The most important part of Chief Judge James Boasberg’s ruling quashing Justice Department subpoenas served on the Federal Reserve was not simply that he blocked them.
It was that he refused to suspend common sense. He read the subpoenas against the public record that produced them. He took President Donald Trump at his word. That is what made the opinion so important.
Judge Boasberg did not begin with dry procedural throat-clearing.
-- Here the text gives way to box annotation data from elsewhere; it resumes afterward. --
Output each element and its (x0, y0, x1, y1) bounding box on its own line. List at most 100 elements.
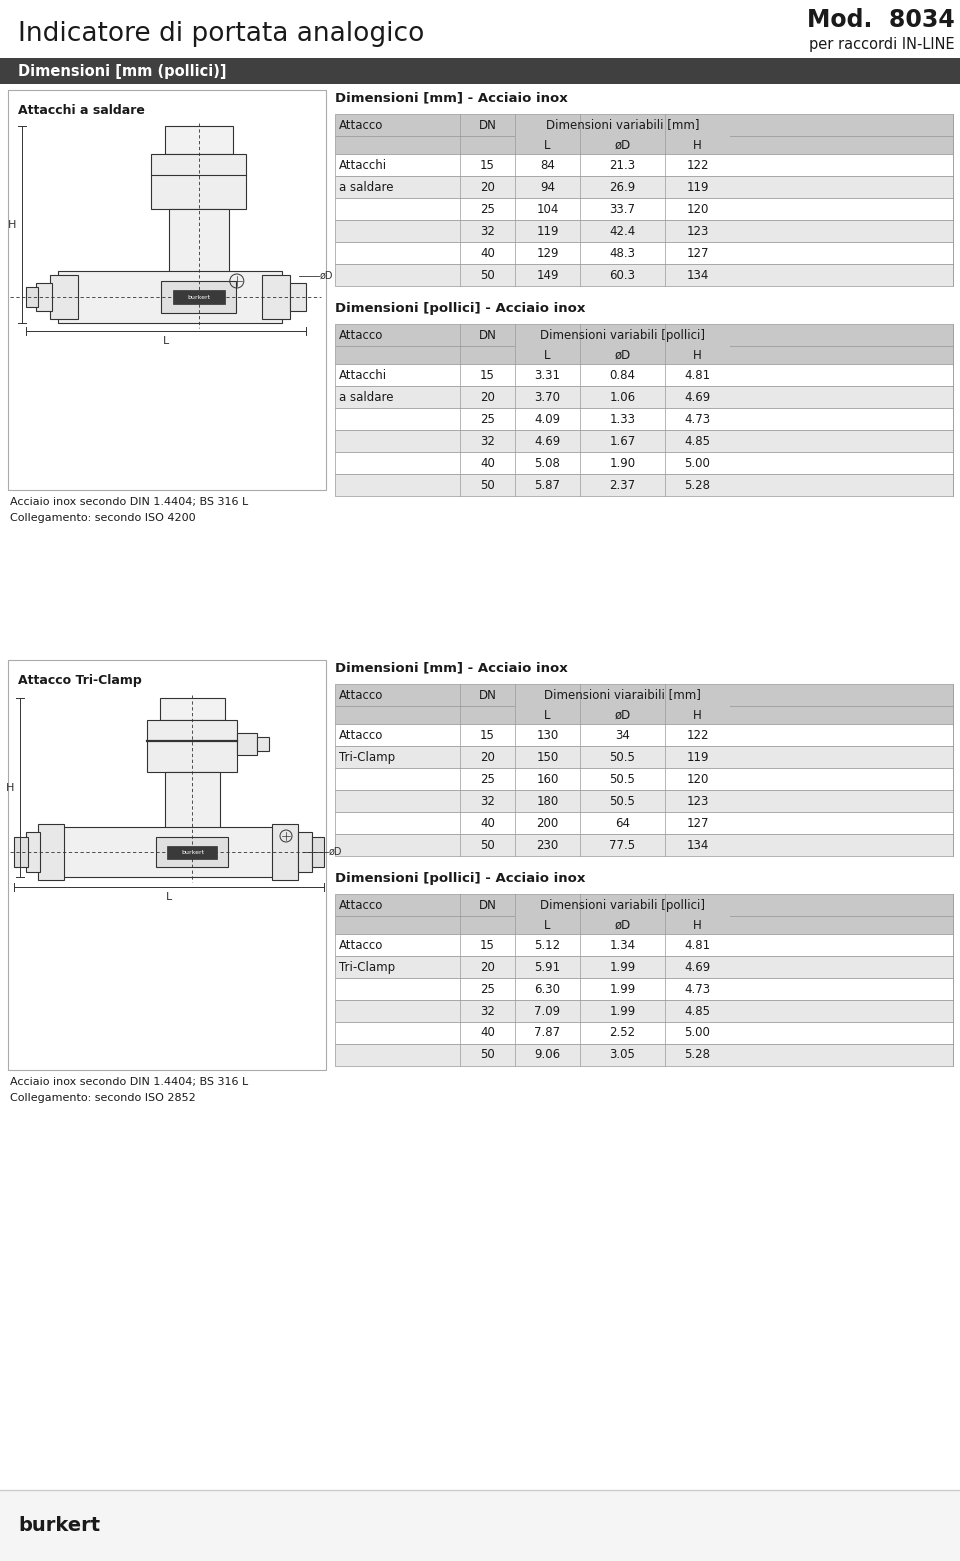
Bar (515, 136, 580, 155)
Text: 5.08: 5.08 (535, 456, 561, 470)
Text: 1.06: 1.06 (610, 390, 636, 403)
Text: 230: 230 (537, 838, 559, 851)
Text: Dimensioni [mm] - Acciaio inox: Dimensioni [mm] - Acciaio inox (335, 662, 567, 674)
Text: 1.99: 1.99 (610, 960, 636, 974)
Text: 5.87: 5.87 (535, 479, 561, 492)
Text: 129: 129 (537, 247, 559, 259)
Text: burkert: burkert (187, 295, 210, 300)
Text: 26.9: 26.9 (610, 181, 636, 194)
Text: 4.09: 4.09 (535, 412, 561, 426)
Bar (580, 347, 665, 364)
Text: 25: 25 (480, 203, 495, 215)
Text: burkert: burkert (18, 1516, 100, 1534)
Text: per raccordi IN-LINE: per raccordi IN-LINE (809, 36, 955, 52)
Text: 5.28: 5.28 (684, 1049, 710, 1061)
Text: 104: 104 (537, 203, 559, 215)
Bar (335, 386, 953, 407)
Text: 1.67: 1.67 (610, 434, 636, 448)
Text: Attacco: Attacco (339, 119, 383, 131)
Text: Attacco Tri-Clamp: Attacco Tri-Clamp (18, 673, 142, 687)
Bar (665, 136, 730, 155)
Text: 20: 20 (480, 390, 495, 403)
Text: Dimensioni [mm] - Acciaio inox: Dimensioni [mm] - Acciaio inox (335, 92, 567, 105)
Text: 1.90: 1.90 (610, 456, 636, 470)
Text: 15: 15 (480, 368, 495, 381)
Text: 120: 120 (686, 773, 708, 785)
Bar (14, 837, 28, 866)
Text: DN: DN (479, 688, 496, 701)
Bar (335, 475, 953, 496)
Text: DN: DN (479, 119, 496, 131)
Text: 40: 40 (480, 1027, 495, 1040)
Bar (335, 325, 953, 347)
Bar (335, 768, 953, 790)
Text: Dimensioni [pollici] - Acciaio inox: Dimensioni [pollici] - Acciaio inox (335, 871, 586, 885)
Bar (272, 824, 298, 880)
Bar (580, 916, 665, 933)
Text: 50: 50 (480, 268, 494, 281)
Text: 160: 160 (537, 773, 559, 785)
Text: øD: øD (614, 348, 631, 362)
Text: 5.12: 5.12 (535, 938, 561, 952)
Text: Acciaio inox secondo DIN 1.4404; BS 316 L: Acciaio inox secondo DIN 1.4404; BS 316 … (10, 496, 249, 507)
Text: L: L (166, 891, 172, 902)
Text: 149: 149 (537, 268, 559, 281)
Text: L: L (544, 348, 551, 362)
Text: 5.00: 5.00 (684, 456, 710, 470)
Text: H: H (693, 139, 702, 151)
Bar (148, 720, 237, 773)
Bar (298, 832, 312, 873)
Text: 15: 15 (480, 159, 495, 172)
Text: H: H (8, 220, 16, 229)
Text: 50: 50 (480, 838, 494, 851)
Text: Attacco: Attacco (339, 328, 383, 342)
Bar (580, 706, 665, 724)
Bar (665, 347, 730, 364)
Bar (335, 1044, 953, 1066)
Bar (335, 916, 953, 933)
Bar (169, 209, 228, 279)
Bar (665, 706, 730, 724)
Text: 5.00: 5.00 (684, 1027, 710, 1040)
Text: 120: 120 (686, 203, 708, 215)
Text: 4.73: 4.73 (684, 412, 710, 426)
Text: 32: 32 (480, 434, 495, 448)
Bar (335, 407, 953, 429)
Text: 32: 32 (480, 795, 495, 807)
Text: 5.28: 5.28 (684, 479, 710, 492)
Bar (515, 347, 580, 364)
Bar (257, 737, 270, 751)
Bar (167, 846, 217, 859)
Text: DN: DN (479, 899, 496, 912)
Text: H: H (6, 782, 14, 793)
Text: øD: øD (614, 709, 631, 721)
Bar (173, 290, 225, 304)
Text: Dimensioni variabili [pollici]: Dimensioni variabili [pollici] (540, 899, 705, 912)
Bar (335, 684, 953, 706)
Bar (335, 264, 953, 286)
Text: 32: 32 (480, 1004, 495, 1018)
Bar (335, 114, 953, 136)
Bar (335, 155, 953, 176)
Text: Tri-Clamp: Tri-Clamp (339, 960, 396, 974)
Bar (335, 1001, 953, 1022)
Text: 150: 150 (537, 751, 559, 763)
Text: 25: 25 (480, 412, 495, 426)
Bar (335, 979, 953, 1001)
Text: 134: 134 (686, 268, 708, 281)
Text: L: L (544, 918, 551, 932)
Text: 2.52: 2.52 (610, 1027, 636, 1040)
Text: Attacco: Attacco (339, 729, 383, 741)
Text: Tri-Clamp: Tri-Clamp (339, 751, 396, 763)
Bar (237, 734, 257, 756)
Bar (8, 91, 326, 490)
Text: Attacco: Attacco (339, 688, 383, 701)
Bar (335, 220, 953, 242)
Text: Attacchi: Attacchi (339, 368, 387, 381)
Text: 1.99: 1.99 (610, 1004, 636, 1018)
Text: 15: 15 (480, 729, 495, 741)
Bar (515, 916, 580, 933)
Text: 48.3: 48.3 (610, 247, 636, 259)
Text: 94: 94 (540, 181, 555, 194)
Bar (26, 287, 38, 308)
He began with Trump’s own attacks on Federal Reserve Chair Jerome Powell and the broader campaign of presidential and White House pressure on the Federal Reserve to cut interest rates.
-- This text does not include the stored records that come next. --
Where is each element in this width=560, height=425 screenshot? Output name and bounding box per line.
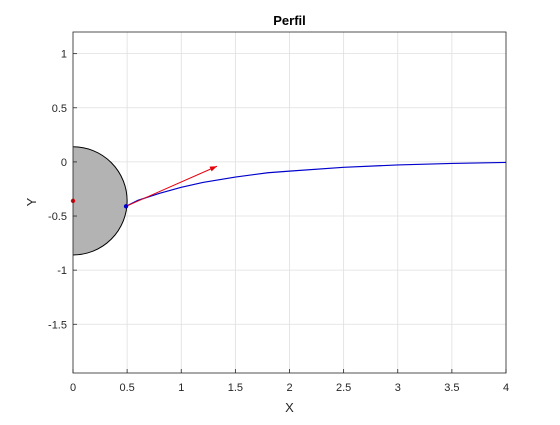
x-tick-label: 1 (178, 382, 184, 394)
y-axis-label: Y (24, 197, 39, 206)
profile-curve (125, 161, 506, 207)
x-tick-label: 4 (503, 382, 509, 394)
x-tick-label: 3.5 (444, 382, 459, 394)
arrow-head (209, 166, 217, 172)
x-tick-label: 3 (395, 382, 401, 394)
y-tick-label: 1 (61, 49, 67, 61)
x-tick-label: 0 (70, 382, 76, 394)
marker-layer (70, 165, 218, 209)
x-tick-label: 2 (286, 382, 292, 394)
y-tick-label: -0.5 (48, 211, 67, 223)
y-tick-label: -1.5 (48, 319, 67, 331)
x-axis-label: X (285, 400, 294, 415)
x-tick-label: 1.5 (228, 382, 243, 394)
chart-title: Perfil (273, 13, 306, 28)
circle-layer (73, 146, 128, 256)
tick-layer: 0 0.5 1 1.5 2 2.5 3 3.5 4 -1.5 -1 -0.5 0 0.5 1 (48, 49, 509, 394)
arrow-shaft (125, 165, 218, 207)
series-layer (125, 161, 506, 207)
x-tick-label: 0.5 (119, 382, 134, 394)
circle-shape (73, 146, 128, 256)
y-tick-label: 0.5 (52, 103, 67, 115)
y-tick-label: 0 (61, 157, 67, 169)
contact-point (123, 204, 129, 209)
x-tick-label: 2.5 (336, 382, 351, 394)
y-tick-label: -1 (57, 265, 67, 277)
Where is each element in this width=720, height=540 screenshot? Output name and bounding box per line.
For too long, courts have often maintained an artificial separation between presidential rhetoric and executive action.
He quoted Trump calling Powell “TOO ANGRY, TOO STUPID, & TOO POLITICAL, to have the job of Fed Chair.” He cited another post calling Powell “one of the dumbest, and most destructive, people in Government.” He noted Trump’s statement that “Powell’s termination cannot come fast enough!” and his threat that if the Fed did not cut rates, “I may have to force something.”
That was not decoration; it was the architecture of the opinion. From page one, Judge Boasberg made clear that motive was not some side issue here. Motive was the case. The subpoenas arose from a Justice Department investigation into supposed cost overruns in the Federal Reserve’s multiyear headquarters renovation project and into Powell’s congressional testimony touching on those renovations. On paper, that was the inquiry. In reality, Judge Boasberg concluded, something else was going on.
Judge Boasberg wrote that there was “abundant evidence” that the dominant, if not sole, purpose of the subpoenas was to harass and pressure Powell either to yield to the president or resign and make way for someone who would. On the other side of the scale, he said the government had offered “no evidence whatsoever” that Powell committed any crime other than displeasing the president. By the end of the opinion, that judgment hardened even further: The government had produced “essentially zero evidence” of criminality, and its stated justifications looked like “a convenient pretext” for another unstated purpose.
That is an extraordinary thing for a federal judge to say about the Department of Justice.
This was not a close call. It was not a case in which prosecutors pushed the envelope and got reined back in. It was a finding that criminal process had been used as pressure rather than law enforcement.
And the way Judge Boasberg got there was the real story. He did not invent improper purpose. Rather, he looked at what was already in plain view. Trump spent months attacking Powell, demanding lower rates and making his desired outcome unmistakable. He said, “Anybody that disagrees with me will never be the Fed Chairman!” He said, “I want to get him out.” He said he would “love to fire his ass.” He said Powell “should resign.”
A political appointee then floated the Fed renovation issue as a path toward investigation and possible removal. After that, the U.S. Attorney’s Office opened a criminal investigation on that very theory and served subpoenas on the Federal Reserve.
Judge Boasberg looked at that sequence and refused to act naive.
He was right to.
For too long, courts have often maintained an artificial separation between presidential rhetoric and executive action. The president says what he says. Prosecutors do what they do. Judges examine the narrower legal record and resist attributing too much significance to the political atmosphere outside the courthouse. But there comes a point where that posture stops looking disciplined and starts looking unserious.
From page one, Judge Boasberg made clear that motive was not some side issue here. Motive was the case.
When a president has repeatedly identified the official he wants pressured or removed, made his desired outcome unmistakable and then his Justice Department shows up with a paper-thin theory aimed at that same target, a court does not have to pretend those events are unrelated. Judge Boasberg’s opinion suggested that at least some courts may be losing patience with that formalism.
What made the opinion important was not just that Judge Boasberg drew that inference here. It was that he did so openly, in a way that may signal a broader judicial willingness to read executive motive more realistically in politically saturated cases.
That is not judicial activism. It is common sense.